Progressive Waste Solutions uses its own garbage trucks and two boom trucks to handle trash and refuse pickup, Willis said.
Willis said the strain on the waste fund is related to rising costs for tipping fees at landfills. The parish pays about $31 per ton in tipping fees, he said.
Pierce said she has a huge problem with Ourso’s decision to scale back collection services because he didn’t consult the council before making it.
She also questions if the parish president has the authority to amend Iberville’s contract with Progressive without the council’s approval.
Parish officials have confirmed Iberville officials signed the contract with Progressive in December 2011.
Councilman Salaris Butler shares in Pierce’s concerns.
Butler was one of the most outspoken council members against the trash pickup cutback when Ourso announced it at the June 19 meeting.
“I’m trying to find out what authority he is using to renew and cut services in the contract without the authority of the council,” Butler said. “There would have to be another contract signed. I don’t see how he could do that without the authorization of the council.”
Butler said he doesn’t understand Ourso’s urgency to switch to once weekly collection routes.
Even though the parish is in a “break even” state regarding the Solid Waste Fund, Butler believes officials can wait until the end of the year to make any decisions.
“We got a lot of things we can look at besides cutting services,” Butler said. “In the past, when we felt tax revenues were not keeping up with solid waste costs, we found ways to cut things in the budget instead of cutting services.”
Butler said he already has placed the issue on the council’s July 24 meeting agenda so parish residents can have a chance to voice their concerns, too.
Council Chairman Matt Jewell said he has “mixed emotions” about the changes suggested by Ourso.

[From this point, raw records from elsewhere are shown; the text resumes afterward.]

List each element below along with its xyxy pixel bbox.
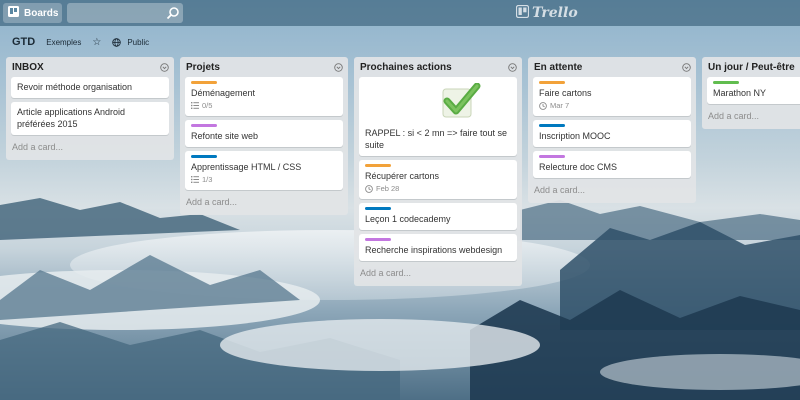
list-title[interactable]: INBOX (12, 62, 44, 73)
list-card[interactable]: RAPPEL : si < 2 mn => faire tout se suit… (359, 77, 517, 156)
add-card-link[interactable]: Add a card... (528, 182, 696, 203)
trello-logo-icon (515, 4, 530, 22)
list-menu-icon[interactable] (682, 63, 691, 75)
globe-icon (112, 37, 122, 47)
card-label-blue (191, 155, 217, 158)
list-header: Prochaines actions (354, 57, 522, 77)
list-card[interactable]: Apprentissage HTML / CSS 1/3 (185, 151, 343, 190)
list-title[interactable]: En attente (534, 62, 582, 73)
list-inbox: INBOX Revoir méthode organisation Articl… (6, 57, 174, 160)
list-card[interactable]: Recherche inspirations webdesign (359, 234, 517, 261)
trello-logo-text: Trello (532, 5, 578, 21)
due-date-badge: Feb 28 (365, 183, 511, 194)
list-card[interactable]: Relecture doc CMS (533, 151, 691, 178)
card-title: Revoir méthode organisation (17, 82, 133, 92)
card-label-purple (365, 238, 391, 241)
card-title: RAPPEL : si < 2 mn => faire tout se suit… (365, 128, 507, 150)
list-card[interactable]: Refonte site web (185, 120, 343, 147)
board-title[interactable]: GTD (12, 36, 35, 48)
list-card[interactable]: Leçon 1 codecademy (359, 203, 517, 230)
boards-label: Boards (24, 7, 59, 19)
search-input[interactable] (67, 3, 171, 23)
checklist-badge: 1/3 (191, 174, 337, 185)
top-bar: Boards Trello (0, 0, 800, 26)
list-en-attente: En attente Faire cartons Mar 7 Inscripti… (528, 57, 696, 203)
list-un-jour-peut-etre: Un jour / Peut-être Marathon NY Add a ca… (702, 57, 800, 129)
card-title: Inscription MOOC (539, 131, 611, 141)
clock-icon (539, 101, 547, 110)
list-card[interactable]: Récupérer cartons Feb 28 (359, 160, 517, 199)
card-label-purple (191, 124, 217, 127)
card-title: Faire cartons (539, 88, 592, 98)
boards-button[interactable]: Boards (3, 3, 62, 23)
visibility-button[interactable]: Public (112, 38, 149, 47)
checklist-badge: 0/5 (191, 100, 337, 111)
card-title: Recherche inspirations webdesign (365, 245, 503, 255)
list-title[interactable]: Prochaines actions (360, 62, 452, 73)
boards-icon (8, 6, 19, 20)
search-box (67, 3, 183, 23)
card-title: Article applications Android préférées 2… (17, 107, 126, 129)
checklist-count: 0/5 (202, 100, 213, 110)
add-card-link[interactable]: Add a card... (702, 108, 800, 129)
list-projets: Projets Déménagement 0/5 Refonte site we… (180, 57, 348, 215)
card-label-blue (539, 124, 565, 127)
card-title: Apprentissage HTML / CSS (191, 162, 302, 172)
card-title: Récupérer cartons (365, 171, 440, 181)
due-date: Mar 7 (550, 100, 570, 110)
card-title: Déménagement (191, 88, 256, 98)
list-menu-icon[interactable] (334, 63, 343, 75)
list-card[interactable]: Inscription MOOC (533, 120, 691, 147)
board-header: GTD Exemples ☆ Public (12, 33, 149, 51)
due-date-badge: Mar 7 (539, 100, 685, 111)
list-card[interactable]: Marathon NY (707, 77, 800, 104)
trello-logo[interactable]: Trello (515, 4, 578, 22)
card-label-orange (365, 164, 391, 167)
add-card-link[interactable]: Add a card... (180, 194, 348, 215)
card-label-purple (539, 155, 565, 158)
list-title[interactable]: Un jour / Peut-être (708, 62, 795, 73)
list-card[interactable]: Déménagement 0/5 (185, 77, 343, 116)
checklist-count: 1/3 (202, 174, 213, 184)
board-team-link[interactable]: Exemples (46, 38, 81, 47)
clock-icon (365, 184, 373, 193)
list-header: Un jour / Peut-être (702, 57, 800, 77)
add-card-link[interactable]: Add a card... (6, 139, 174, 160)
list-title[interactable]: Projets (186, 62, 220, 73)
card-title: Marathon NY (713, 88, 767, 98)
card-label-green (713, 81, 739, 84)
list-menu-icon[interactable] (508, 63, 517, 75)
search-icon[interactable] (166, 6, 180, 23)
list-header: Projets (180, 57, 348, 77)
due-date: Feb 28 (376, 183, 400, 193)
star-icon[interactable]: ☆ (92, 37, 101, 48)
list-card[interactable]: Article applications Android préférées 2… (11, 102, 169, 135)
checklist-icon (191, 102, 199, 109)
list-prochaines-actions: Prochaines actions RAPPEL : si < 2 mn =>… (354, 57, 522, 286)
add-card-link[interactable]: Add a card... (354, 265, 522, 286)
card-title: Leçon 1 codecademy (365, 214, 451, 224)
card-label-orange (539, 81, 565, 84)
list-card[interactable]: Faire cartons Mar 7 (533, 77, 691, 116)
checkmark-image (365, 81, 511, 127)
card-title: Relecture doc CMS (539, 162, 618, 172)
card-label-blue (365, 207, 391, 210)
card-label-orange (191, 81, 217, 84)
list-card[interactable]: Revoir méthode organisation (11, 77, 169, 98)
visibility-label: Public (127, 37, 150, 47)
list-menu-icon[interactable] (160, 63, 169, 75)
card-title: Refonte site web (191, 131, 259, 141)
checklist-icon (191, 176, 199, 183)
list-header: En attente (528, 57, 696, 77)
list-header: INBOX (6, 57, 174, 77)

Jewell said the parish has spent a lot of money and effort in getting Iberville’s garbage and litter situation under control.
Siding with Pierce and Butler, Jewell said he hopes the once weekly collections don’t lead to more debris and trash being dumped along parish roads.
“Only time will tell,” Jewell said. “But on the other hand, we can’t wait until the fund is broke to try and fix it. It is what it is. The costs have been escalating and getting out of hand. The figures don’t lie.”
Willis said most residents he has spoken with on the issue understand Ourso’s decision and said they’d rather the cutback in services instead of an increase in taxes.
Iberville Parish residents are not charged for trash service, unlike residents of many other parishes, Willis said.
Letters informing parish residents about the change already have been mailed out, officials said.
St. Gabriel Mayor Lionel Johnson, who attended the June 19 council meeting, said last week he will be sending a newsletter to residents of his city addressing the issue.
Johnson said, so far, he hasn’t received any feedback from St. Gabriel residents, but hopes they are aware of the Aug. 1 change, since it would force them to adjust their household trash flow.
Johnson said he intends to review his city’s budget as well to determine whether St. Gabriel could possibly absorb some of the parish’s costs for the trash service to maintain the current twice-a-week schedule for his residents.
“I need to sit down and see what that figure would be and if I can afford it,” Johnson said.
White Castle Mayor Gerald Jermarr Williams said his city’s officials intend to meet with Ourso soon to determine how White Castle intends to approach the matter.
“We want to see what is a possible solution for going back to twice a week,” Williams said.